Research is being conducted in powering electric vehicles with
zinc-air batteries.


http://micro.magnet.fsu.edu/electrom...s/zincair.html
Zinc-air batteries produce electrochemical energy by using oxygen
straight from the air. Oxygen becomes the cathode reactant, and is
diffused directly into the battery. The air cathode uses an
aqueous alkaline electrolyte to catalytically promote the reaction
of oxygen, but is not depleted or transformed at discharge. The
cathode is compact, yet at the same time has an almost unlimited
capacity, and achieves high energy densities due to the additional
volume available for the zinc anode.

The advantages of a zinc-air battery include flat discharge
voltage, safety and environmental benefits, good shelf life, and
low cost. In addition, zinc-air batteries have high volumetric
energy density compared to most primary batteries. The
disadvantages of such batteries are that they rely on ambient
conditions, they dry out once exposed to outside air, they have
flooding potential, they have limited output, and their active
life is short. It is important to note that when zinc turns it
into zinc oxide it expands, and there must be adequate space
within the battery for this expansion. The main form of gas
transfer degradation is water vapor transfer.
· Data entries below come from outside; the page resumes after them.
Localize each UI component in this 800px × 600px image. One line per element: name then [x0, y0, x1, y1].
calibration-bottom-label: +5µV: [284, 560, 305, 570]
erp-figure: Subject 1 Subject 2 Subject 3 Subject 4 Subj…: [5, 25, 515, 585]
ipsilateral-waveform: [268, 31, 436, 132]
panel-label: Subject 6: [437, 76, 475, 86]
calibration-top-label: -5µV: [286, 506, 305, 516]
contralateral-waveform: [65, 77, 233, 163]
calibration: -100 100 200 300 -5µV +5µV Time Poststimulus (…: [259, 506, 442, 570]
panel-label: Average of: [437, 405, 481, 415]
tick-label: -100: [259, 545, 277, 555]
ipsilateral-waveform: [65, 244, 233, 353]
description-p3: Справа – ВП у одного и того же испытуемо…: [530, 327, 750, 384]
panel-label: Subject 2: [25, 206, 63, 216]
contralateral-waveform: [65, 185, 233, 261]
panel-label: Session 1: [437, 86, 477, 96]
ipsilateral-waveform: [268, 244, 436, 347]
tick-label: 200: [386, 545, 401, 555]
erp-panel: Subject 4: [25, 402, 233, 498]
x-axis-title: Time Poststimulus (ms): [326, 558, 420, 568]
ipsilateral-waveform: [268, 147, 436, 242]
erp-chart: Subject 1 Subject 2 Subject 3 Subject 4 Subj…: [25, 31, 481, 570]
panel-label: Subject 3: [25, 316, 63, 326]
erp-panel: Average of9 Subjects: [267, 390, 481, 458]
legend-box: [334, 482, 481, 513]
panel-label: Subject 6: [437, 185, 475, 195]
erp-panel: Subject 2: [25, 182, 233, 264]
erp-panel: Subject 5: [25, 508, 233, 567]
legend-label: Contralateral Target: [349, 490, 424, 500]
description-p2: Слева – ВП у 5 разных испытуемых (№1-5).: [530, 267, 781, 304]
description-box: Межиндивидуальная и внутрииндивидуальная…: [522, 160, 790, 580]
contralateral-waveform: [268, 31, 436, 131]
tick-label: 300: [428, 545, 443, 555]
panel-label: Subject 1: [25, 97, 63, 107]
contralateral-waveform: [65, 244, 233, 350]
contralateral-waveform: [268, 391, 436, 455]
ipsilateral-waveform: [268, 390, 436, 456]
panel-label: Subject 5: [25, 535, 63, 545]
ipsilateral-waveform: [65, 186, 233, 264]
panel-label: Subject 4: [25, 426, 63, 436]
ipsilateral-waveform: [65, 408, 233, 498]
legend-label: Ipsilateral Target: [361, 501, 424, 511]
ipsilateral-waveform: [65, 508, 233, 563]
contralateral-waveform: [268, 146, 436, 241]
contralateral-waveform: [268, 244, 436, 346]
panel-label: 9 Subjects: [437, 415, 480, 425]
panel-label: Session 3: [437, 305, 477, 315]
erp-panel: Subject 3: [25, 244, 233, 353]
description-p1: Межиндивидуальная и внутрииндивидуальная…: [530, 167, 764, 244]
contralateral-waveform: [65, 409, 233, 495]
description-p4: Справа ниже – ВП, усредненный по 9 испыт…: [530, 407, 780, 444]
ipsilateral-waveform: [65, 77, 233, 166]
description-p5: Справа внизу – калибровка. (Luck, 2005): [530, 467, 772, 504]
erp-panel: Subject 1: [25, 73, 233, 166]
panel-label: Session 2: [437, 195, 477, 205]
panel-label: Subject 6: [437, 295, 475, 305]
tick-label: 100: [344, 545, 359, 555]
On Aug 7, 3:39 am, Larry Dighera wrote:
Are external combustion engines as efficient as internal combustion
engines? Stirling engines are great for converting waste heat to
mechanical energy, but I'm not sure how appropriate they would be for
aircraft propulsion.

In theory, I think that stirling engines are quite well suited to
aircraft, all it needs is a source of "hot" and a source of "cold",
the cold is in abundance (stick a heatsink in the wind, higher you go,
colder it gets, more power the engine can deliver, directly the
opposite of IC), the hot could be provided with any number of
combustables (and some oxygen delivery system).

I found yesterday after writing my initial post an article about
exactly this - http://www.qrmc.com/fourpartstirling.html "Why Aviation
Needs the Stirling Engine by Darryl Phillips" from 1993/1994.

Given what was said in the article, I'm kind of surprised that nobody
has come up with a working protoype actually.

"Larry Dighera" wrote in message
...

Personally, I'd like to see an electrically powered parachute
(http://skyhighflying.com/homepage.html) design attempted. Surly the
lighter weight would require less power. It would seem that
lithium-ion polymer batteries are a potential enabling technology.


They might be lightweight and strong, but I think they would be far too
inefficent. All the canopies I have been around have had a very poor L/D
when compared to something like a sailplane.

I always assumed they were so popular because they were so strong, portable
and quick to set-up. But I'm thinking their fuel mileage would be very poor.